Sin embargo, no podemos perder la ilusión y las ganas de sacar nuestros proyectos adelante, de que las cosas pueden ser mejor y de que podemos tener éxito.

Ojalá 2012 traiga consigo el mejor panorama posible, que no se llevo consigo la esperanza de tantos y tantos jóvenes como yo, que al menos sea el camino que desemboque en un futuro mejor, un futuro fuerte y consolidado.

Que 2012 sea para todos vosotros un gran año.

Un abrazo.

El impacto real de las redes sociales

diciembre 21, 2011
Intentando descubrir cuál es realmente el impacto que tienen las redes sociales en la actualidad y en concreto en las revoluciones ciudadanas que se han producido desde 2009, es necesario reflexionar acerca de varios artículos.
El primero de ellos es el popular, y por otra parte polémico, artículo de Gladwell. Mientras los medios, y en especial las redes sociales, se regodeaban en calificar las revoluciones sucedidas en Moldavia o el norte de África como “revoluciones twitter”, Gladwell afirmaba que realmente las revoluciones ciudadanas sucedidas no se habían producido debido a esas redes, si no que éstas simplemente habían sido eco de lo que había estado sucediendo. Gladwell se basaba para ello en el ejemplo de las revoluciones de 1960 en EEUU contra la discriminación racial en que no existían las redes sociales. Es decir, que las redes sociales son innecesarias para conseguir que la ciudadanía se una por una causa, se manifieste y se expanda hasta crear una revolución que consiga cambiar el estado de las cosas.

Ante estas afirmaciones y el revuelo que causó en las redes, Henri Jenkins escribió una respuesta en que criticaba a Galdwell haber comparado cosas totalmente distintas. Él afirma que en cada momento se han utilizado las herramientas de comunicación existentes para poder comunicar ideas o acontecimientos. Hoy en día, sin duda, Twitter es la plataforma más sencilla con la que contamos hoy, aunque para cada situación se necesita una herramienta o plataforma diferente. Jenkins utiliza el post escrito por un miembro de la UCLA, Ramesh Srinivasan, para apoyar su tesis de que los ejemplos de movimientos actuales, aunque no estén jerarquizados, están totalmente coordinados en red y perfectamente organizados.

Sin ninguna duda, no pueden compararse revoluciones pasadas y actuales, como tampoco incluso pueden compararse las sucedidas en África o en España.

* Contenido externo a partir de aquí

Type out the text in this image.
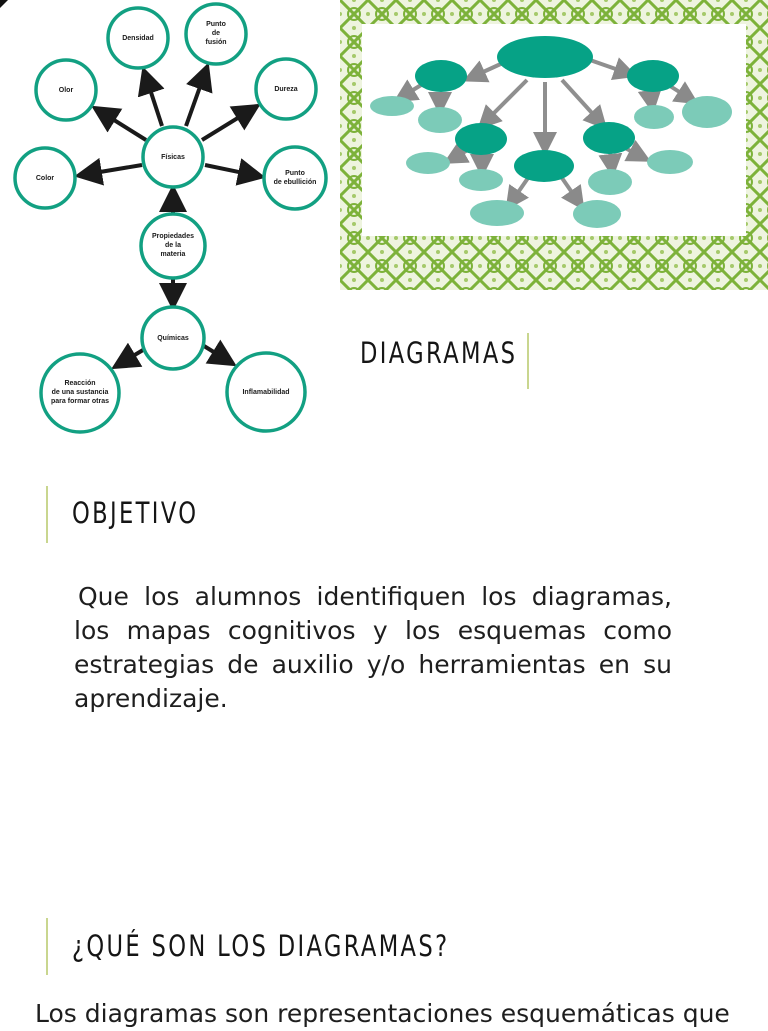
Densidad
Punto
de
fusión
Olor	Dureza
Físicas
Color
Punto
de ebullición
Propiedades
de la
materia
Químicas
Reacción
de una sustancia
para formar otras
Inflamabilidad
DIAGRAMAS
OBJETIVO

Que los alumnos identifiquen los diagramas, los mapas cognitivos y los esquemas como estrategias de auxilio y/o herramientas en su aprendizaje.

¿QUÉ SON LOS DIAGRAMAS?

Los diagramas son representaciones esquemáticas que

Los momentos, los contextos son diferentes, pero las comunicaciones, la visibilidad son esenciales para poder conseguir que una revolución, que no deja de ser un movimiento social para conseguir hacer presión para cambiar el rumbo de las cosas, serán siempre necesarias. En la actualidad, hablar de comunicación sin hablar de redes sociales es absurdo, incluso hablar de comunicación sin hablar de interactividad y de una viralidad mucho mayor y rápida que en momentos pasados no tiene sentido.

Es por ello que, aunque realmente no podamos decir que una revolución se haya creado gracias a las redes sociales, es igualmente inútil afirmar, como dijo Jay Rosen, que las redes sociales no tuvieron nada que ver con el modo en que se desarrollaron esas revoluciones.

También Manuel Castells afirmaría algo muy similar: “No fue una revolución por Internet. Pero sin internet esta revolución concreta no se hubiera producido”.

No hay una mejor frase para terminar esta reflexión. Obviamente una revolución no puede producirse por Internet, pero sin duda estas revoluciones, sin su correspondiente altavoz, que en este contexto no podía ser otro más que Internet, se difundieron de una forma extremadamente rápida, con imágenes en directo y de forma internacional, consiguiendo que la causa perseguida fuera un debate seguido en todo el mundo y la presión y la movilización fuera mucho mayor, más visible, más trascendente y con mayores posibilidades de triunfar.